Fonte: digilander.libero.it/paolocoluccia

José Bové dice qualcosa di veramente semplice, quasi banale, che mi ha aperto gli occhi: «Ciò che era gratuito diventa a pagamento». Permettetemi di fare una variazione: ciò che era buono è stato trasformato in valore. Tutto ciò che José Bové dice molto chiaramente è una conseguenza logica, inevitabile, se non si rimette in questione l’idea di valore.

Quando ho fatto i miei studi, ho dovuto seguire per sette anni le lezioni e redigere in miei lavori in latino. Ciò mi ha facilitato la lettura delle prime discussioni universitarie, nel Rinascimento e dopo. Ebbene, non avrei in latino una parola per tradurre il concetto di valore.

Mi ricordo che Lester Pearson mi aveva invitato a discutere le tesi di Gunnar Myrdal, che citava il Vangelo dove si dice che «quelli che avranno vantaggio e quelli che non ne hanno, si prenderà loro anche ciò che hanno». Ero profondamente scandalizzato. Da allora, ho compreso la credibilità del Vangelo e la saggezza di questo Myrdal che, con Keynes, presenta alcune idee sulle trivialità economiche. Ma mi ricordo a qual punto la mia opposizione all’idea stessa di sviluppo mi isolasse in modo estremo. La ragione per la quale m’interessavo a ciò è che era l’epoca dell’invasione dell’America latina da parte dei volontari. Volontari che portavano con loro il modello, l’esempio dell’uomo evoluto. E da quel momento, probabilmente dopo aver compreso che ero esposto alla violenza estrema, Myrdal mi ha stimolato a distruggere lo sviluppo.

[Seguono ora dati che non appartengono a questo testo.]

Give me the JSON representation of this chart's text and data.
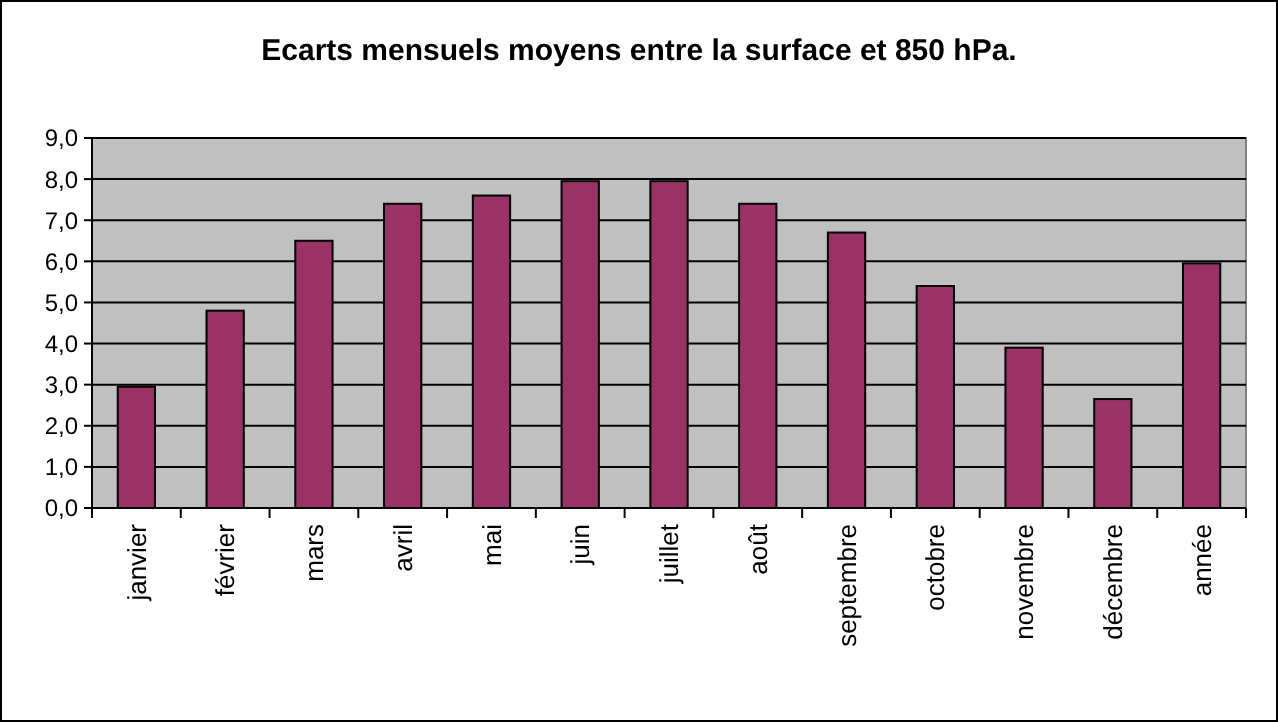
{
  "chart_data": {
    "type": "bar",
    "title": "Ecarts mensuels moyens entre la surface et 850 hPa.",
    "categories": [
      "janvier",
      "février",
      "mars",
      "avril",
      "mai",
      "juin",
      "juillet",
      "août",
      "septembre",
      "octobre",
      "novembre",
      "décembre",
      "année"
    ],
    "values": [
      2.95,
      4.8,
      6.5,
      7.4,
      7.6,
      7.95,
      7.95,
      7.4,
      6.7,
      5.4,
      3.9,
      2.65,
      5.95
    ],
    "color": "#993366",
    "ylim": [
      0,
      9
    ],
    "yticks": [
      {
        "value": 0,
        "label": "0,0"
      },
      {
        "value": 1,
        "label": "1,0"
      },
      {
        "value": 2,
        "label": "2,0"
      },
      {
        "value": 3,
        "label": "3,0"
      },
      {
        "value": 4,
        "label": "4,0"
      },
      {
        "value": 5,
        "label": "5,0"
      },
      {
        "value": 6,
        "label": "6,0"
      },
      {
        "value": 7,
        "label": "7,0"
      },
      {
        "value": 8,
        "label": "8,0"
      },
      {
        "value": 9,
        "label": "9,0"
      }
    ],
    "grid": "y"
  }
}
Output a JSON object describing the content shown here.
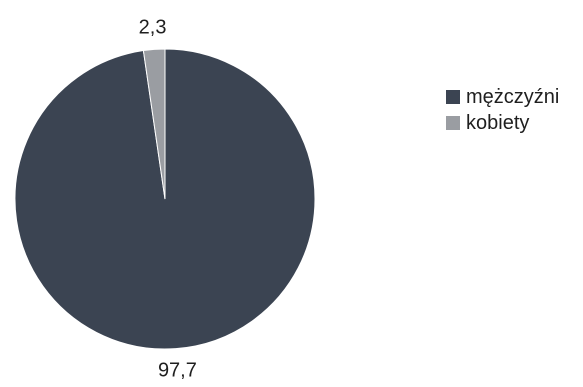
{
  "chart_data": {
    "type": "pie",
    "title": "",
    "slices": [
      {
        "label": "mężczyźni",
        "value": 97.7,
        "display": "97,7",
        "color": "#3b4452"
      },
      {
        "label": "kobiety",
        "value": 2.3,
        "display": "2,3",
        "color": "#9a9da2"
      }
    ],
    "start_angle_deg": 0,
    "direction": "clockwise",
    "legend_position": "right"
  }
}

«Distruggere» non è il termine da utilizzare, questa sarebbe piuttosto un’idea da evitare. Ancora oggi la gente utilizza la violenza per testimoniare questo desiderio.

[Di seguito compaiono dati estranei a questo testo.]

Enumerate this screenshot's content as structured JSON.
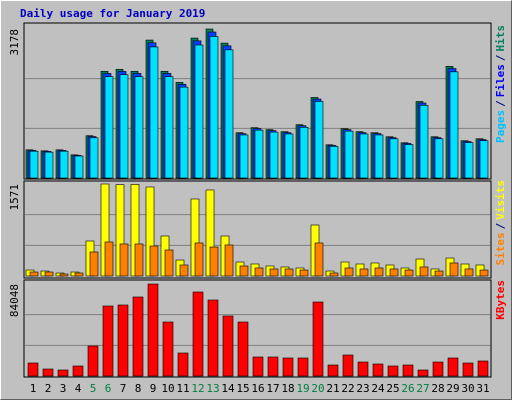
{
  "chart_data": {
    "type": "bar",
    "title": "Daily usage for January 2019",
    "title_color": "#0000c0",
    "legend_separator": "/",
    "categories": [
      "1",
      "2",
      "3",
      "4",
      "5",
      "6",
      "7",
      "8",
      "9",
      "10",
      "11",
      "12",
      "13",
      "14",
      "15",
      "16",
      "17",
      "18",
      "19",
      "20",
      "21",
      "22",
      "23",
      "24",
      "25",
      "26",
      "27",
      "28",
      "29",
      "30",
      "31"
    ],
    "category_colors": [
      "#000000",
      "#000000",
      "#000000",
      "#000000",
      "#008040",
      "#008040",
      "#000000",
      "#000000",
      "#000000",
      "#000000",
      "#000000",
      "#008040",
      "#008040",
      "#000000",
      "#000000",
      "#000000",
      "#000000",
      "#000000",
      "#008040",
      "#008040",
      "#000000",
      "#000000",
      "#000000",
      "#000000",
      "#000000",
      "#008040",
      "#008040",
      "#000000",
      "#000000",
      "#000000",
      "#000000"
    ],
    "panels": [
      {
        "ylim": [
          0,
          3178
        ],
        "yticks": [
          3178
        ],
        "legend_order": [
          2,
          1,
          0
        ],
        "series": [
          {
            "name": "Hits",
            "color": "#00805c",
            "label_color": "#00805c",
            "values": [
              601,
              580,
              601,
              494,
              902,
              2276,
              2319,
              2276,
              2942,
              2276,
              2040,
              2985,
              3178,
              2877,
              966,
              1074,
              1031,
              988,
              1138,
              1718,
              709,
              1052,
              988,
              966,
              880,
              752,
              1632,
              880,
              2383,
              795,
              837
            ]
          },
          {
            "name": "Files",
            "color": "#0040ff",
            "label_color": "#0000ff",
            "values": [
              589,
              568,
              589,
              484,
              884,
              2230,
              2273,
              2230,
              2883,
              2230,
              1999,
              2925,
              3114,
              2819,
              947,
              1053,
              1010,
              968,
              1115,
              1684,
              695,
              1031,
              968,
              947,
              862,
              737,
              1599,
              862,
              2335,
              779,
              820
            ]
          },
          {
            "name": "Pages",
            "color": "#00e0ff",
            "label_color": "#00c0ff",
            "values": [
              571,
              551,
              571,
              469,
              857,
              2162,
              2203,
              2162,
              2795,
              2162,
              1938,
              2836,
              3019,
              2733,
              918,
              1020,
              979,
              939,
              1081,
              1632,
              674,
              999,
              939,
              918,
              836,
              714,
              1550,
              836,
              2264,
              755,
              795
            ]
          }
        ]
      },
      {
        "ylim": [
          0,
          1571
        ],
        "yticks": [
          1571
        ],
        "legend_order": [
          1,
          0
        ],
        "series": [
          {
            "name": "Visits",
            "color": "#ffff00",
            "label_color": "#ffff00",
            "values": [
              102,
              85,
              51,
              68,
              598,
              1571,
              1560,
              1565,
              1520,
              683,
              273,
              1315,
              1469,
              683,
              239,
              205,
              171,
              154,
              137,
              871,
              85,
              239,
              205,
              222,
              188,
              137,
              290,
              120,
              307,
              205,
              188
            ]
          },
          {
            "name": "Sites",
            "color": "#ff8000",
            "label_color": "#ff8000",
            "values": [
              68,
              68,
              34,
              51,
              410,
              581,
              547,
              547,
              512,
              444,
              188,
              564,
              495,
              530,
              171,
              137,
              120,
              120,
              102,
              564,
              51,
              137,
              120,
              137,
              120,
              102,
              154,
              85,
              222,
              120,
              102
            ]
          }
        ]
      },
      {
        "ylim": [
          0,
          84048
        ],
        "yticks": [
          84048
        ],
        "legend_order": [
          0
        ],
        "series": [
          {
            "name": "KBytes",
            "color": "#ff0000",
            "label_color": "#ff0000",
            "values": [
              11877,
              6395,
              5482,
              9136,
              27408,
              63952,
              64866,
              72174,
              84048,
              49334,
              21013,
              76742,
              69434,
              54816,
              49334,
              17358,
              17358,
              16445,
              16445,
              67606,
              10050,
              19186,
              12790,
              10963,
              9136,
              10050,
              5482,
              12790,
              16445,
              11877,
              13704
            ]
          }
        ]
      }
    ]
  }
}
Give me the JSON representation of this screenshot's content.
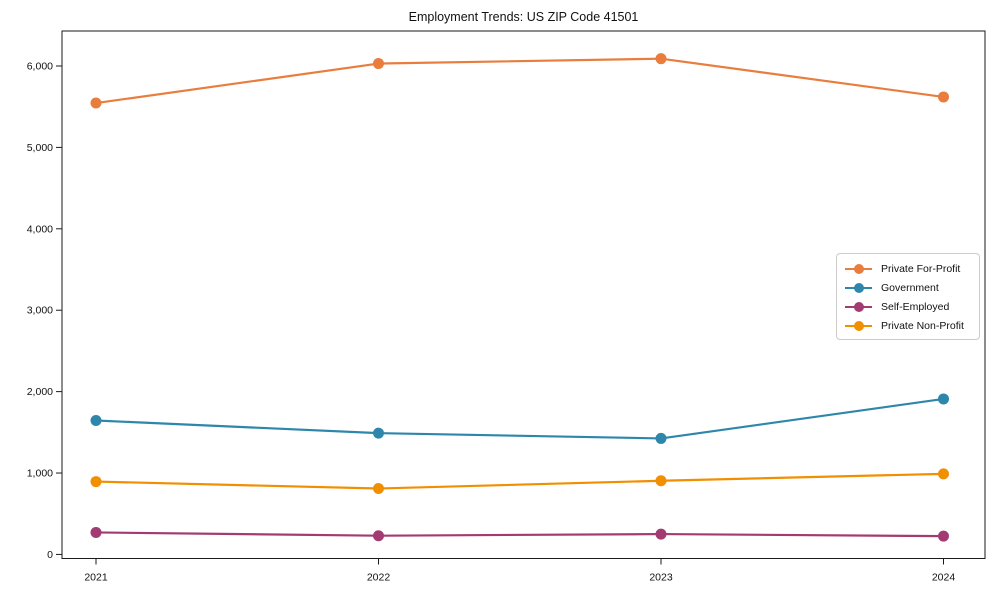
{
  "page": {
    "title": "Employment Trends: US ZIP Code 41501"
  },
  "chart_data": {
    "type": "line",
    "title": "Employment Trends: US ZIP Code 41501",
    "xlabel": "",
    "ylabel": "",
    "categories": [
      "2021",
      "2022",
      "2023",
      "2024"
    ],
    "series": [
      {
        "name": "Private For-Profit",
        "color": "#E87D3E",
        "values": [
          5545,
          6030,
          6090,
          5620
        ]
      },
      {
        "name": "Government",
        "color": "#2E86AB",
        "values": [
          1645,
          1490,
          1425,
          1910
        ]
      },
      {
        "name": "Self-Employed",
        "color": "#A23B72",
        "values": [
          270,
          230,
          250,
          225
        ]
      },
      {
        "name": "Private Non-Profit",
        "color": "#F18F01",
        "values": [
          895,
          810,
          905,
          990
        ]
      }
    ],
    "y_ticks": [
      0,
      1000,
      2000,
      3000,
      4000,
      5000,
      6000
    ],
    "y_tick_labels": [
      "0",
      "1,000",
      "2,000",
      "3,000",
      "4,000",
      "5,000",
      "6,000"
    ],
    "ylim": [
      -50,
      6430
    ],
    "grid": false,
    "legend_position": "center-right",
    "marker": "circle",
    "axis_color": "#1a1a1a"
  }
}
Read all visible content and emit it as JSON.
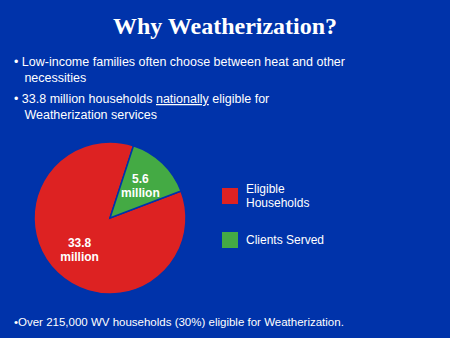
{
  "chart_data": {
    "type": "pie",
    "title": "Why Weatherization?",
    "categories": [
      "Eligible\nHouseholds",
      "Clients Served"
    ],
    "values": [
      33.8,
      5.6
    ],
    "colors": [
      "#DD2222",
      "#44AA44"
    ],
    "data_labels": true,
    "value_labels": [
      "33.8\nmillion",
      "5.6\nmillion"
    ],
    "legend": "right",
    "annotations": [
      [
        "• Low-income families often choose between heat and other"
      ],
      [
        "   necessities"
      ],
      [
        "• 33.8 million households ",
        "nationally",
        " eligible for"
      ],
      [
        "   Weatherization services"
      ],
      [
        "•Over 215,000 WV households (30%) eligible for Weatherization."
      ]
    ]
  }
}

Ho tentato di dimostrare la controproduttività dello sviluppo, non quella della supermedicalizzazione o dei trasporti che aumentano il tempo che noi passiamo a spostarci, ma piuttosto la controproduttività culturale, simbolica. Dozzine di libri parlano oggi dei piedi come strumenti di locomozione sottosviluppati. È diventato difficile spiegare che i piedi sono anche strumenti di radicamento, organi sensitivi come gli occhi, le dita.

Majid Rahnema mi ha fatto vedere ciò che è accaduto. Forse vi ricordate che verso il 1980 si è scoperta l’aids. Un giorno hanno chiesto a Geremek, storico e politico polacco, se avesse qualcosa da dire sulla storia dell’aids. Ha risposto: «Io credo che l’aids non potrebbe esistere là dove ci fosse il permesso di morire per un’infezione». Per questa ragione egli non aveva niente da dire sulla storia di questo fenomeno. Qualche tempo dopo, Majid Rahema ha giocato sulla parola «aids», assimilando lo sviluppo all’aids. Ha parlato dello sviluppo – in America e altrove – come di una distruzione, di un’iniezione di cose e di pensieri che distruggono l’immunità di fronte al nostro sistema di valorizzazione delle cose.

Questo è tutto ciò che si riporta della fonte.